Não esqueçam que Aristóteles é além do mais o criador das disciplinas filosóficas; Aristóteles é o verdadeiro criador da lógica, o Órganon. Órganon quer dizer instrumento, ou seja, o criador de uma série de tratados lógicos que continuam vigentes, dos quais afinal continuamos nutrindo-nos. É que os passos que se deram em lógica além de Aristóteles têm-no como pressuposto, e além do mais são secundários dentro da massa imensa da teoria lógica de Aristóteles. A Física, naturalmente, é uma física filosófica, muito distinta do que se chama física na Idade Moderna, mas afinal a Física tinha sido a de Aristóteles, até Copérnico e Galileu, tinha sido a de Aristóteles substancialmente, com o grau incrível de vigência, muito mais que milenária, que ela teve. E a ética, as várias éticas que Aristóteles escreve: a mais importante é a chamada “Nicomaquea”, a “Ética a Nicômaco”, o nome de seu filho. E a política. Na política, depois dos escritos políticos de Platão – “Político”, a “República”, “As Leis” -, a grande construção sobre tudo intelectual da política tinha sido a Aristotélica, cuja vigência também se manteve – com essas épocas de abandono e de obscuridade que são características do aristotelismo – até muito avançada a época moderna. E, infelizmente, em grande parte se foi esquecida. É evidente que a atualidade que a Política de Aristóteles tem é algo arrebatador, é algo absolutamente assombroso. E a teoria da felicidade, da eudaimonía, está justamente ligada à sabedoria (diríamos com uma tentação de chamá-la intelectualista), no pensamento de Aristóteles. É de uma grande riqueza e profundidade: os textos aristotélicos não são muito extensos, eram sóbrios. A Metafísica de Aristóteles – eu me lembro que Ortega dizia divertidamente que todas as grandes metafísicas são metafísicas de bolso. Evidentemente sim, quase todas cabem num bolso, a Metafísica de Aristóteles, em seu texto grego, na edição normal, cabe no bolso do paletó, não é um grande livro. A densidade, a dificuldade de estudar Aristóteles é a de reter cada frase, é tomá-la a sério. Isso é o que ocorre. Isso evidentemente, umas vezes fez-se, outras não, ele foi parafraseado, diminuído, ligado a coisas que não tinham muito que ver com ele...
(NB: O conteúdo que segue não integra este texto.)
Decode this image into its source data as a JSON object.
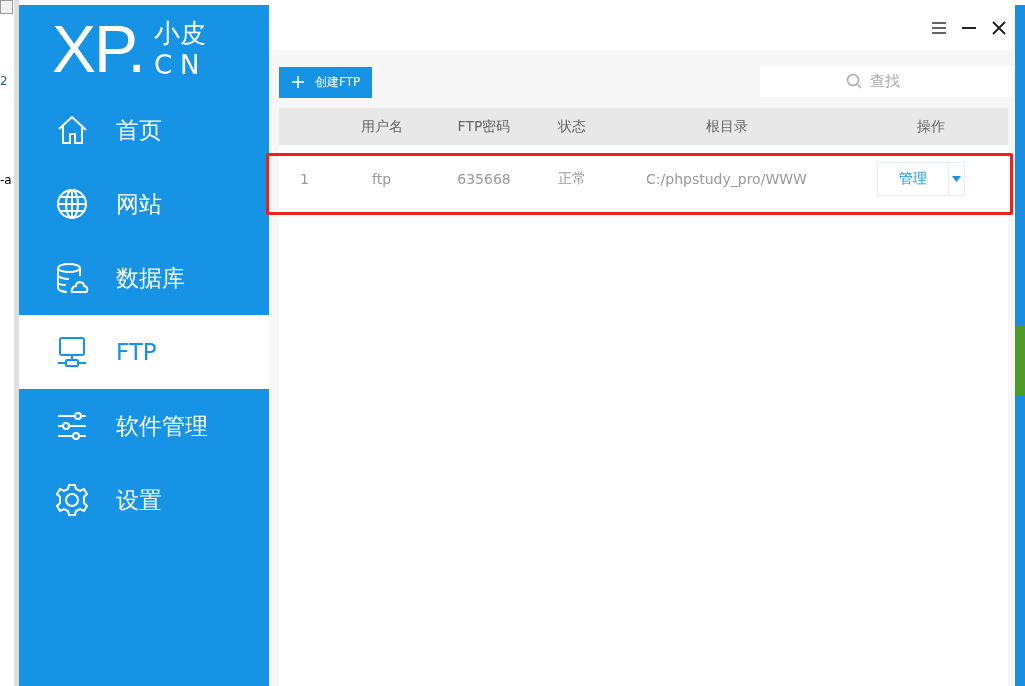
{
  "background_window": {
    "texts": [
      "2",
      "-a"
    ]
  },
  "logo": {
    "mark": "XP.",
    "top": "小皮",
    "bottom": "CN"
  },
  "sidebar": {
    "items": [
      {
        "label": "首页",
        "selected": false
      },
      {
        "label": "网站",
        "selected": false
      },
      {
        "label": "数据库",
        "selected": false
      },
      {
        "label": "FTP",
        "selected": true
      },
      {
        "label": "软件管理",
        "selected": false
      },
      {
        "label": "设置",
        "selected": false
      }
    ]
  },
  "toolbar": {
    "create_button": "创建FTP",
    "search": {
      "placeholder": "查找"
    }
  },
  "table": {
    "columns": [
      "",
      "用户名",
      "FTP密码",
      "状态",
      "根目录",
      "操作"
    ],
    "rows": [
      {
        "cells": [
          "1",
          "ftp",
          "635668",
          "正常",
          "C:/phpstudy_pro/WWW"
        ],
        "action": "管理"
      }
    ]
  }
}
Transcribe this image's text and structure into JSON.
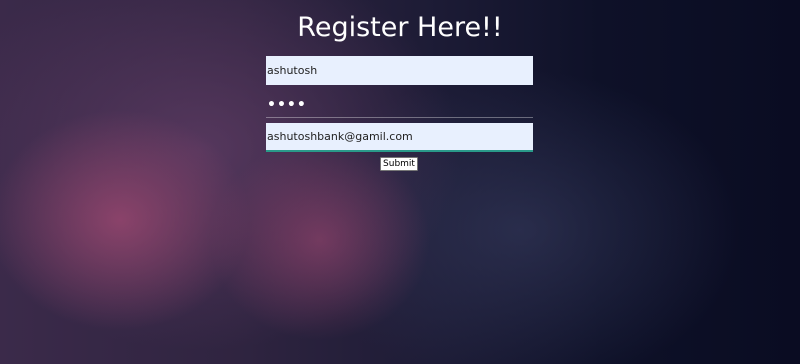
{
  "form": {
    "title": "Register Here!!",
    "username_value": "ashutosh",
    "password_value": "••••",
    "email_value": "ashutoshbank@gamil.com",
    "submit_label": "Submit"
  }
}
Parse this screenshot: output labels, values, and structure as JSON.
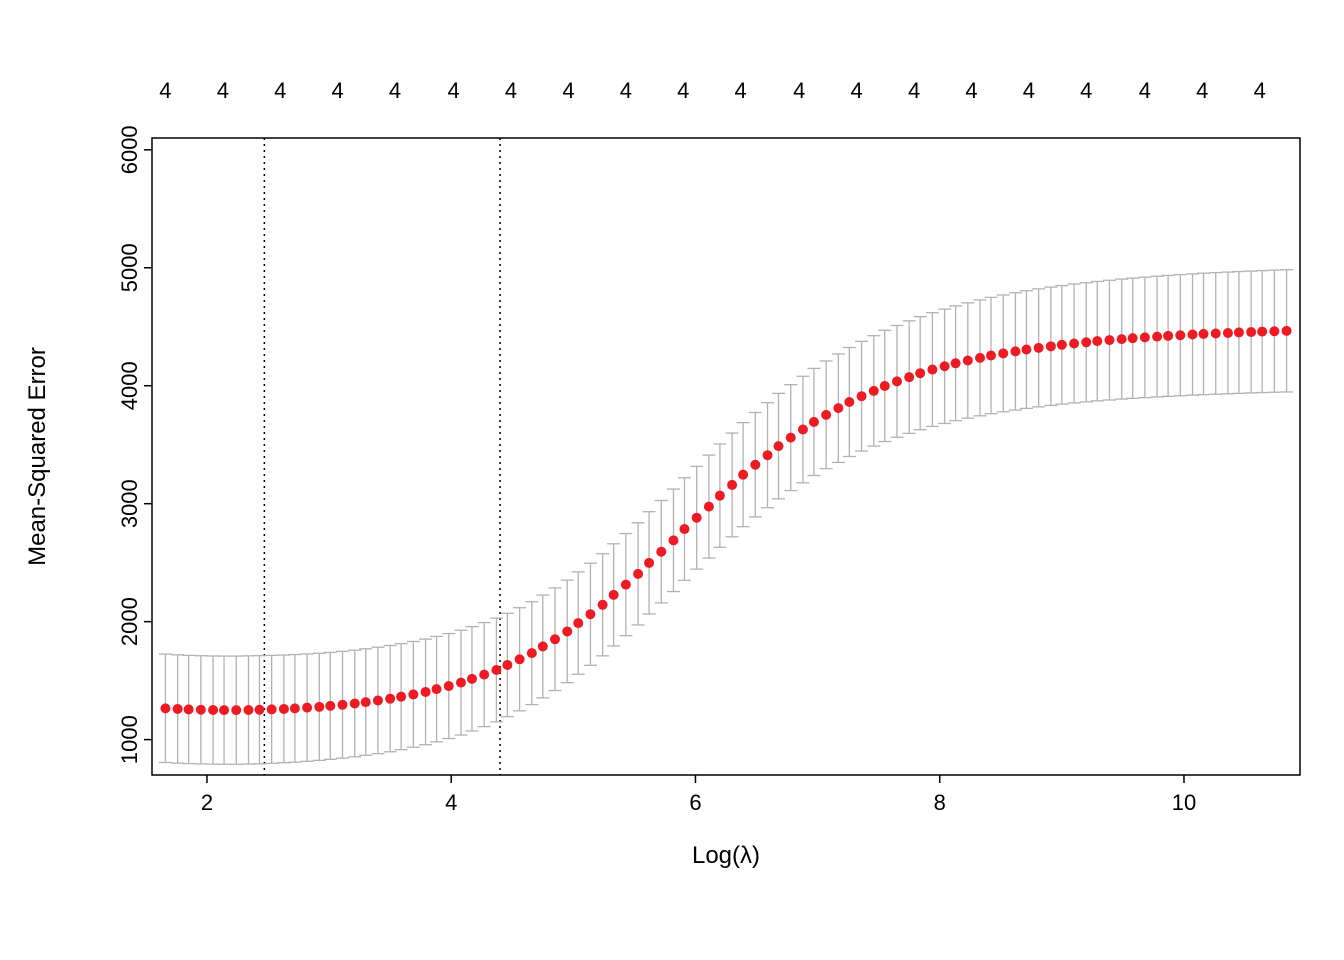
{
  "chart_data": {
    "type": "scatter",
    "title": "",
    "xlabel": "Log(λ)",
    "ylabel": "Mean-Squared Error",
    "xlim": [
      1.55,
      10.95
    ],
    "ylim": [
      700,
      6100
    ],
    "x_ticks": [
      2,
      4,
      6,
      8,
      10
    ],
    "y_ticks": [
      1000,
      2000,
      3000,
      4000,
      5000,
      6000
    ],
    "top_labels": [
      "4",
      "4",
      "4",
      "4",
      "4",
      "4",
      "4",
      "4",
      "4",
      "4",
      "4",
      "4",
      "4",
      "4",
      "4",
      "4",
      "4",
      "4",
      "4",
      "4"
    ],
    "top_label_x": [
      1.66,
      2.13,
      2.6,
      3.07,
      3.54,
      4.02,
      4.49,
      4.96,
      5.43,
      5.9,
      6.37,
      6.85,
      7.32,
      7.79,
      8.26,
      8.73,
      9.2,
      9.68,
      10.15,
      10.62
    ],
    "vlines": [
      2.47,
      4.4
    ],
    "point_color": "#ed1c24",
    "errorbar_color": "#b2b2b2",
    "x": [
      1.66,
      1.76,
      1.85,
      1.95,
      2.05,
      2.14,
      2.24,
      2.34,
      2.43,
      2.53,
      2.63,
      2.72,
      2.82,
      2.92,
      3.01,
      3.11,
      3.21,
      3.3,
      3.4,
      3.5,
      3.59,
      3.69,
      3.79,
      3.88,
      3.98,
      4.08,
      4.17,
      4.27,
      4.37,
      4.46,
      4.56,
      4.66,
      4.75,
      4.85,
      4.95,
      5.04,
      5.14,
      5.24,
      5.33,
      5.43,
      5.53,
      5.62,
      5.72,
      5.82,
      5.91,
      6.01,
      6.11,
      6.2,
      6.3,
      6.39,
      6.49,
      6.59,
      6.68,
      6.78,
      6.88,
      6.97,
      7.07,
      7.17,
      7.26,
      7.36,
      7.46,
      7.55,
      7.65,
      7.75,
      7.84,
      7.94,
      8.04,
      8.13,
      8.23,
      8.33,
      8.42,
      8.52,
      8.62,
      8.71,
      8.81,
      8.91,
      9.0,
      9.1,
      9.2,
      9.29,
      9.39,
      9.49,
      9.58,
      9.68,
      9.78,
      9.87,
      9.97,
      10.07,
      10.16,
      10.26,
      10.36,
      10.45,
      10.55,
      10.64,
      10.74,
      10.84
    ],
    "y": [
      1265,
      1260,
      1256,
      1253,
      1251,
      1250,
      1250,
      1251,
      1253,
      1256,
      1260,
      1265,
      1271,
      1278,
      1286,
      1295,
      1306,
      1318,
      1332,
      1347,
      1364,
      1383,
      1404,
      1428,
      1454,
      1483,
      1515,
      1551,
      1590,
      1633,
      1681,
      1733,
      1790,
      1851,
      1917,
      1988,
      2063,
      2143,
      2227,
      2314,
      2405,
      2498,
      2593,
      2689,
      2785,
      2881,
      2975,
      3068,
      3159,
      3246,
      3330,
      3411,
      3488,
      3560,
      3629,
      3693,
      3753,
      3810,
      3862,
      3911,
      3956,
      3998,
      4037,
      4073,
      4106,
      4137,
      4165,
      4190,
      4214,
      4236,
      4256,
      4274,
      4291,
      4307,
      4321,
      4334,
      4347,
      4358,
      4368,
      4378,
      4387,
      4395,
      4403,
      4410,
      4416,
      4423,
      4428,
      4434,
      4439,
      4443,
      4447,
      4452,
      4455,
      4459,
      4462,
      4465
    ],
    "ylo": [
      806,
      801,
      797,
      794,
      792,
      791,
      791,
      793,
      795,
      799,
      804,
      809,
      816,
      824,
      833,
      843,
      854,
      867,
      881,
      897,
      915,
      935,
      957,
      981,
      1009,
      1039,
      1073,
      1110,
      1151,
      1195,
      1244,
      1297,
      1354,
      1416,
      1483,
      1554,
      1630,
      1710,
      1794,
      1881,
      1972,
      2065,
      2159,
      2255,
      2350,
      2445,
      2539,
      2630,
      2719,
      2805,
      2888,
      2966,
      3041,
      3111,
      3177,
      3239,
      3297,
      3350,
      3400,
      3446,
      3488,
      3527,
      3563,
      3596,
      3627,
      3655,
      3680,
      3704,
      3725,
      3745,
      3763,
      3779,
      3794,
      3808,
      3821,
      3833,
      3844,
      3854,
      3863,
      3872,
      3879,
      3887,
      3893,
      3899,
      3905,
      3910,
      3915,
      3920,
      3924,
      3928,
      3932,
      3935,
      3939,
      3942,
      3945,
      3947
    ],
    "yhi": [
      1725,
      1719,
      1714,
      1711,
      1709,
      1708,
      1708,
      1710,
      1712,
      1714,
      1717,
      1721,
      1726,
      1732,
      1739,
      1748,
      1758,
      1770,
      1783,
      1798,
      1814,
      1832,
      1852,
      1875,
      1899,
      1927,
      1958,
      1992,
      2030,
      2071,
      2118,
      2169,
      2225,
      2286,
      2352,
      2422,
      2496,
      2576,
      2660,
      2747,
      2838,
      2932,
      3027,
      3124,
      3220,
      3316,
      3412,
      3506,
      3599,
      3687,
      3773,
      3856,
      3935,
      4009,
      4080,
      4147,
      4210,
      4269,
      4324,
      4376,
      4424,
      4470,
      4511,
      4550,
      4586,
      4619,
      4649,
      4677,
      4703,
      4727,
      4749,
      4769,
      4788,
      4805,
      4821,
      4836,
      4849,
      4862,
      4873,
      4884,
      4894,
      4904,
      4912,
      4920,
      4928,
      4935,
      4942,
      4948,
      4954,
      4959,
      4963,
      4968,
      4972,
      4976,
      4980,
      4983
    ]
  }
}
Mas - em todo caso - é um estilo visual, é um pensamento visual. Nem toda a filosofia é visual. A maior parte da filosofia não foi feita visualmente, eu digo às vezes, meio de brincadeira, que quando um filósofo diz algo que não está vendo, já deixou de interessar-me: não está vendo. Os senhores lêem, por exemplo, muitos autores que não estão vendo o que dizem, estão raciocinando, estão articulando silogismos..., mas não estão vendo. Esqueceram algo muito importante: e é que evidentemente, as maiores dos silogismos não se pensam, procedem da intuição, de uma visão, que é justamente o que Aristóteles sabe muito bem. Precisamente por isso dirá que a forma suprema do conhecimento, a sabedoria, a sophia, é epistéme kai nous, ciência e visão.


A visão é capital, é justamente o que nos inclina à realidade e nos obriga a trabalhar sobre ela. Mas, se não há esta visão capital, falta o elemento fundamental. Se consideram a história do aristotelismo, verão como isto é paradoxal: fez-se um uso minimamente visual de Aristóteles. A maior parte do que se fez utilizando Aristóteles, em seu nome, desenvolvendo-o, não era visual. Seria importante perguntar por que, por que razões. Em última análise, por conta dos interesses dos que lidavam com ele, além do fato, insisto, de que o conhecimento foi deficiente, indireto e por traduções na maior parte da história. Mas, além disso, o que é que se buscava, o que é que importava: Aristóteles foi utilizado como um instrumento. Há, naturalmente, o uso de sua lógica, que é fantástico. Sim, mas a lógica é simplesmente um instrumento, é um instrumento para buscar a verdade, é um instrumento para o encadeamento das verdades, para inferir umas das outras, isso é importante. É importante, sim, mas não se esqueçam do nous, não se esqueçam dessa visão.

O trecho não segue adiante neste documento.